Although hospitals are emerging from the worst of the winter twindemic, figures show that in December and January, the majority of patients at some trusts were still waiting more than four hours to be seen in A&E. Workforce pressures on the NHS continue, with GPs now having to deal with up to 3,000 patients each. NHS trusts, meanwhile, have abandoned their commitment to use renewable energy in the face of rising prices.
At some hospitals in England, more than half of patients are waiting more than four hours to be seen in A&E, new data shows.
The BBC has analysed data for December and January and found that Hull University Hospitals, Wye Valley and Shrewsbury and Telford had the longest A&E waits.
The best trust out of the 107 which provided data, Northumbria Healthcare, had fewer than 10% waiting more than four hours.
The likelihood of waiting more than four hours at A&E in the 10 worst-performing trusts was at least five times greater than at the best.
The research is based on information from the trusts submitting data on four-hour waits – there are 14 services which do not submit data because they are piloting new ways of measuring performance for the government.
NHS England said plans were being put in place to support struggling trusts.
Treating early prostate cancer with radiotherapy rather than surgery could be “kinder” and have far fewer side effects, a study has suggested.
Research carried out by the Royal Marsden NHS Foundation Trust and the Institute of Cancer Research, London, compared the long-term impact of stereotactic body radiotherapy (SBRT) with surgery in men with early prostate cancer.
The findings suggested that those patients treated with surgery are 10 times more likely to suffer from some degree of urinary incontinence.
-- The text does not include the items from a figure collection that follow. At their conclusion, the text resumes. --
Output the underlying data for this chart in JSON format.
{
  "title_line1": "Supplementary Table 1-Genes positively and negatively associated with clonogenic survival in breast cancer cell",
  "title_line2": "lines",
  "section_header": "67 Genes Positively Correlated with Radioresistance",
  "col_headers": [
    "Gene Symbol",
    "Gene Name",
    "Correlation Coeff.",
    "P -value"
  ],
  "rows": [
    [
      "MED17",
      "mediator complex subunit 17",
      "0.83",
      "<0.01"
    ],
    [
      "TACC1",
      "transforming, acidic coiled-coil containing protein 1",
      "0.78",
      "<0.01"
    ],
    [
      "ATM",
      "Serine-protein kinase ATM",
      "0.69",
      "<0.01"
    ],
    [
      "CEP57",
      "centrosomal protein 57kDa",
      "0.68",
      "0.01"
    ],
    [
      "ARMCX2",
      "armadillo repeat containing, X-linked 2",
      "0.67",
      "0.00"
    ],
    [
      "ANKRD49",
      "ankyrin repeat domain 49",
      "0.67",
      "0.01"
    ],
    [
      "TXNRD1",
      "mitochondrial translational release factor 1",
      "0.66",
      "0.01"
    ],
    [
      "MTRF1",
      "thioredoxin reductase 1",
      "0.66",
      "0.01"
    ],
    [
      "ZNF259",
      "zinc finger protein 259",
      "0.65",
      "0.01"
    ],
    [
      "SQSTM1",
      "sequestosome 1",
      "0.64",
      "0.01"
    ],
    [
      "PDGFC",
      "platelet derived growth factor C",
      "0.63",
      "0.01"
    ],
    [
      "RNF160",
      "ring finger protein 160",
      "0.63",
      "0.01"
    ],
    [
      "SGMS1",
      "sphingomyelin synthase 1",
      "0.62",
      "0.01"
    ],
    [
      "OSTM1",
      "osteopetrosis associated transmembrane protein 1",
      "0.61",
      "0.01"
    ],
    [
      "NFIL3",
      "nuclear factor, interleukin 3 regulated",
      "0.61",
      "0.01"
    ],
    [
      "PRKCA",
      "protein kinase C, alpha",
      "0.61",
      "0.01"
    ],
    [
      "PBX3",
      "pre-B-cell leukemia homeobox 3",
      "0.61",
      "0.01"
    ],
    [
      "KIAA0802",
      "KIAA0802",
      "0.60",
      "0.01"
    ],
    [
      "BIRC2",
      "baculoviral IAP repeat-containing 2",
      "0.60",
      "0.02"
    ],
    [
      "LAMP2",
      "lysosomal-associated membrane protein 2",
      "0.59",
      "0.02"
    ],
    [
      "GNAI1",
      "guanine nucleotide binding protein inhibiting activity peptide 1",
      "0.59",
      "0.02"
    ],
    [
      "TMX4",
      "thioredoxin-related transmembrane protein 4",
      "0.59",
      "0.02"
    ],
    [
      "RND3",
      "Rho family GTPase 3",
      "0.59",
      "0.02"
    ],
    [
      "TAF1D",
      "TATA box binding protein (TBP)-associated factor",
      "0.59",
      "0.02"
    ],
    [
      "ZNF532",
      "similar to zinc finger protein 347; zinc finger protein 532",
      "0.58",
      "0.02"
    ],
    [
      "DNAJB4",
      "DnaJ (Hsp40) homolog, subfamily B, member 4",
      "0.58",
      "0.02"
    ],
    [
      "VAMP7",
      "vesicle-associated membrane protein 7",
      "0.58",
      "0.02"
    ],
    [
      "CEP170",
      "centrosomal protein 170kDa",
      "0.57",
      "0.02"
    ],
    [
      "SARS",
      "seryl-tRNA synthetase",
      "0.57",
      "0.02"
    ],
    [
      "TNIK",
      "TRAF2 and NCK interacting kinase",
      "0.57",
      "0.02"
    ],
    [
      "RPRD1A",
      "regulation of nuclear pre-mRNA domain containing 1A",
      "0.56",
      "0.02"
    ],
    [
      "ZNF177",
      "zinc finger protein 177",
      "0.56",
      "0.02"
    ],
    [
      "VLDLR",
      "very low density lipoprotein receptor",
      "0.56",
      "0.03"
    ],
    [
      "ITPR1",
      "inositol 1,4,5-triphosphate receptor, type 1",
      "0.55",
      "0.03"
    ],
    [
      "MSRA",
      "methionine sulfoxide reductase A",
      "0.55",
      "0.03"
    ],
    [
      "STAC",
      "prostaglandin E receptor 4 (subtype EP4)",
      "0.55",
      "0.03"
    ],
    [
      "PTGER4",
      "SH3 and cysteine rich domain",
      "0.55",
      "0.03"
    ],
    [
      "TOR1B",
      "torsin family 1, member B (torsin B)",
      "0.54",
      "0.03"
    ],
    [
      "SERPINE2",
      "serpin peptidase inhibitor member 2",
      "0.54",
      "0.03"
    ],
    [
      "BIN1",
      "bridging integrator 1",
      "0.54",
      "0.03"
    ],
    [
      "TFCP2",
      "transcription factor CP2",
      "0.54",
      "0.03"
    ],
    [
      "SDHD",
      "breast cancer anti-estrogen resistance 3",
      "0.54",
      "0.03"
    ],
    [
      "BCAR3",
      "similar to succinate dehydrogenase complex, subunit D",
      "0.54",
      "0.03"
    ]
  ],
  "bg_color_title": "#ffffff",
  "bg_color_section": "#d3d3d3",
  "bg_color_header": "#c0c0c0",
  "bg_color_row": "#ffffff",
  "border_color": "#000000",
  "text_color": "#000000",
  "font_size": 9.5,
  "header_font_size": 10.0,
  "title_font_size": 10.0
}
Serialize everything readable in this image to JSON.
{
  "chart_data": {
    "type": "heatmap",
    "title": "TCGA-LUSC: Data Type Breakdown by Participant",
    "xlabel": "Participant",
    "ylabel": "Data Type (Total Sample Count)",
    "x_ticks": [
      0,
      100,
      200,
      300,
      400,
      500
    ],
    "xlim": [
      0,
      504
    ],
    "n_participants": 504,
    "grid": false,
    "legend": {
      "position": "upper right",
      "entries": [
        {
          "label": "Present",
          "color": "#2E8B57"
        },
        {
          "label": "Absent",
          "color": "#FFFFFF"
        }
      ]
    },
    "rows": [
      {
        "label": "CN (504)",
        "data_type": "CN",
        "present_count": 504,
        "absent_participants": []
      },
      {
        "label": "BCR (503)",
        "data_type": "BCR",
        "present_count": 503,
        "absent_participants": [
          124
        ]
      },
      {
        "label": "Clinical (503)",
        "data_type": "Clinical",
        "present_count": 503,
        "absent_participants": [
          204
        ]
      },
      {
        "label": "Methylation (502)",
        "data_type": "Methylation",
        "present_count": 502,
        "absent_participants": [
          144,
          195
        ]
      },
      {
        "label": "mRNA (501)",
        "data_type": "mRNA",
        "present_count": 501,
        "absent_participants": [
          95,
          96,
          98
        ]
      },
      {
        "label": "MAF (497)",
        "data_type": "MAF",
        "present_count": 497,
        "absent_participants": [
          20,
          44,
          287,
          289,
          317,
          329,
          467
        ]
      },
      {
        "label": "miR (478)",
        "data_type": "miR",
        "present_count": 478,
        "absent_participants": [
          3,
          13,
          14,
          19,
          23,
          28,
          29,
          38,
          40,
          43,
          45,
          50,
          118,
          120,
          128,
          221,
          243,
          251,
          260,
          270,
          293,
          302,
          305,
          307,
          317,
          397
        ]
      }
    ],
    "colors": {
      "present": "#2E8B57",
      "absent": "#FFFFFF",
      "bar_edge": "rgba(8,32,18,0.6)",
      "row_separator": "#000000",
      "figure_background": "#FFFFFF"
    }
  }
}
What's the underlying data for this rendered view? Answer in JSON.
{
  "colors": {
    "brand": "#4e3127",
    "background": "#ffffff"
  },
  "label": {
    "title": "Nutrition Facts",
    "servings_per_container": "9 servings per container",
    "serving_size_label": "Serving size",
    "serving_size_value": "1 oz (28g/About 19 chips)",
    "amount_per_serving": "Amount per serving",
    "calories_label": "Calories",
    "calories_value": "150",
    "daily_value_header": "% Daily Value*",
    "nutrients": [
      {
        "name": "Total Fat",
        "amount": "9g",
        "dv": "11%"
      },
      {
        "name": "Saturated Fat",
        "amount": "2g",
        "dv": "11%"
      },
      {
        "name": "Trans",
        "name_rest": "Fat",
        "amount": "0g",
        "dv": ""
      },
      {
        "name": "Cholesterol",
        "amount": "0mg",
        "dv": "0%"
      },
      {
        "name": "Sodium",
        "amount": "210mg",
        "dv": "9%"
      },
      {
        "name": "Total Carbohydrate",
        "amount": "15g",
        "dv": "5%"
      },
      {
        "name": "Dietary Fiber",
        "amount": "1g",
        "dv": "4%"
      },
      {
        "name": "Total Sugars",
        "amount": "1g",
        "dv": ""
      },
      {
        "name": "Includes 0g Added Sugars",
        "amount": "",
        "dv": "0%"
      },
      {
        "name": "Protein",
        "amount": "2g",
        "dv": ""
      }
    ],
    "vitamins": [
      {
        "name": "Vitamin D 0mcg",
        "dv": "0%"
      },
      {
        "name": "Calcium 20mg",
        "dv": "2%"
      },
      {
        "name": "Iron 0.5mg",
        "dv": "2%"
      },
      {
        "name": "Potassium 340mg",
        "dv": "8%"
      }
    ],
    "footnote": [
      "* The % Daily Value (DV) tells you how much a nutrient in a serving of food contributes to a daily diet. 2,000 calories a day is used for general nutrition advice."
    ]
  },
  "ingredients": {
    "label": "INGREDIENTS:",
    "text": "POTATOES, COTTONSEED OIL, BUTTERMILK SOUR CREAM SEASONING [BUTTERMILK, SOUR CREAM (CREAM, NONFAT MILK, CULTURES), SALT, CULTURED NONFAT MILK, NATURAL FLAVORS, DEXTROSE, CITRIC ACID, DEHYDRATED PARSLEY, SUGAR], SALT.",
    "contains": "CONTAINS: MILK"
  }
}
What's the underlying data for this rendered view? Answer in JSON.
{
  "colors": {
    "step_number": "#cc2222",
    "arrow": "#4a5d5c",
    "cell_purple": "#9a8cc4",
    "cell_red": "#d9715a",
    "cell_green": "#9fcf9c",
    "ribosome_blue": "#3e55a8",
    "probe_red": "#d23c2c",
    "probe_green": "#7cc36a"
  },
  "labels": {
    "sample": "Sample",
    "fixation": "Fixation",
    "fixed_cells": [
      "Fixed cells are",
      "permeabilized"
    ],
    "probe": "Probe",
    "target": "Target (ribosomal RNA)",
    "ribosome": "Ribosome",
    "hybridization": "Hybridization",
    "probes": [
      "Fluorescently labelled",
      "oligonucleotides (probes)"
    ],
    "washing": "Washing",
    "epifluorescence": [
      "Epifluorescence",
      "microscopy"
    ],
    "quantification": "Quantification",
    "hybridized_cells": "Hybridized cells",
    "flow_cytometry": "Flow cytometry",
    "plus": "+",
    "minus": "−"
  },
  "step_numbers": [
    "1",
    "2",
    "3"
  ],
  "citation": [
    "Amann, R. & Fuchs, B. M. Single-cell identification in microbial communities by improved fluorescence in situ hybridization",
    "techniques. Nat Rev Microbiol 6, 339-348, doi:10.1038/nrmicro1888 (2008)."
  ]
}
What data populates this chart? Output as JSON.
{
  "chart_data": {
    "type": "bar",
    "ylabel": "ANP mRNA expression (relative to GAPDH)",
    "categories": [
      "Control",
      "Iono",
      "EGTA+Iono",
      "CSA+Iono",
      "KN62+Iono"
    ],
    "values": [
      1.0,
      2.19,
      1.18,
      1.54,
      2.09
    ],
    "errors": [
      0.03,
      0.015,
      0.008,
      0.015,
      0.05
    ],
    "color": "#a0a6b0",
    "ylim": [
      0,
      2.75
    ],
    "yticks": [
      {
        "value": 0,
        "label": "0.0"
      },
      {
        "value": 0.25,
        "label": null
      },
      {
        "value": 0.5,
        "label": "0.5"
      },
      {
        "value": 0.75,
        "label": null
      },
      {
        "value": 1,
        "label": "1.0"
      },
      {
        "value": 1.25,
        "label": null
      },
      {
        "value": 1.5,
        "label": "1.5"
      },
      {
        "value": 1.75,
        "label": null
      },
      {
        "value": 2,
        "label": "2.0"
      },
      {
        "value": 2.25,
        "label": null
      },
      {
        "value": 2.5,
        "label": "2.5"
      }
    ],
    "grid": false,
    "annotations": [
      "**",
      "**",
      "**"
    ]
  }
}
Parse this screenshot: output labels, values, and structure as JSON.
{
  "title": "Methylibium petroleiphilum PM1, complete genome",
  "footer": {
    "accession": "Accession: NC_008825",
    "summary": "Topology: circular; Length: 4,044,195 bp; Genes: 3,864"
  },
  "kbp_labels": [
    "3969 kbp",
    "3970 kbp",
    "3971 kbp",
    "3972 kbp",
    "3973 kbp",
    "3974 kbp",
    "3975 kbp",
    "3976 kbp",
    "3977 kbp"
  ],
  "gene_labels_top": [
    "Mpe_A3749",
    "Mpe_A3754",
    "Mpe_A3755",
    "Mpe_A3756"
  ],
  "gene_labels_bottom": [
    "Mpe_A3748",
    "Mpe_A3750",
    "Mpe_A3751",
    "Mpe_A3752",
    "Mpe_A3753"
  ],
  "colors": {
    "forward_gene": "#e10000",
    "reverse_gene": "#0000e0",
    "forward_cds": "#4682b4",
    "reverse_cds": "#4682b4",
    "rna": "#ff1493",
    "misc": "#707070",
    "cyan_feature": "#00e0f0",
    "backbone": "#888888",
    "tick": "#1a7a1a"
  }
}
Patients given SBRT also reported better sexual function after two years than those who received surgery.
Nearly half of England’s largest NHS trusts are not buying all their electricity from renewable sources despite a national requirement to do so, largely because of the rapidly rising costs of this type of energy, HSJ has reported.
NHS England made a commitment that, from April 2021, the NHS would purchase only renewable energy from April 2021, as part of efforts to meet its target to achieve net zero in terms of emissions it can control by 2040.
Trusts were told to make sure all their electricity came from renewable sources as soon as they could in 2021, before this became a requirement in the 2022-23 NHS standard contract. According to data seen by HSJ, however, nine of the largest 20 trusts have not been buying 100% renewable electricity this financial year. This includes the four biggest London trusts: Barts; Guy’s and St Thomas’; Imperial College; and King’s College.
GPs are attempting to deal with up to 3,000 patients each, according to House of Commons library research commissioned by the Liberal Democrats.
It shows that the number of patients per GP has risen sharply, as more and more GPs reduce their hours or opt for early retirement. The average GP now works a three-day week.
The figures, which show the number of full-time equivalent fully qualified GPs, reveal that the number has fallen from 29,320 in 2016 to 27,372 last year.
On average, each fully qualified doctor has 2,273 patients, which has increased from 1,981 in 2016. During the same period, the number of registered patients at GP practices increased by 7% to 62 million.
Eight integrated care systems (ICSs) have not yet published a version of their integrated care strategy, despite the government setting a deadline of the end of 2022 to do so.
The deadline was announced in March last year, and confirmed by guidance from the Department of Health and Social Care, which states: “In order to influence the first 5-year joint forward plans which are to be published before the next financial year, the integrated care partnership would have to publish an initial strategy by December 2022.”
HSJ has found that eight of the 42 total ICSs have not yet published a strategy even in draft. A number said they wanted to take longer to consult on their plans.
The Electronic Prescription Service has dispensed nearly one billion items in the last year, which means it is now the default method for prescribing and dispensing prescriptions in primary care in England.
According to figures from NHS England, in 2021/22 the majority of prescriptions were issued electronically – 996 million or 95%, a nearly two-fold increase in the past five years. In 2016/17, there were 532 million issues electronically, representing just over half of all prescriptions that year.
The Electronic Prescription Service allows clinicians to send prescriptions electronically to a pharmacy chosen by the patient, making the process of prescribing and dispensing medicines more efficient and convenient for both patients and staff.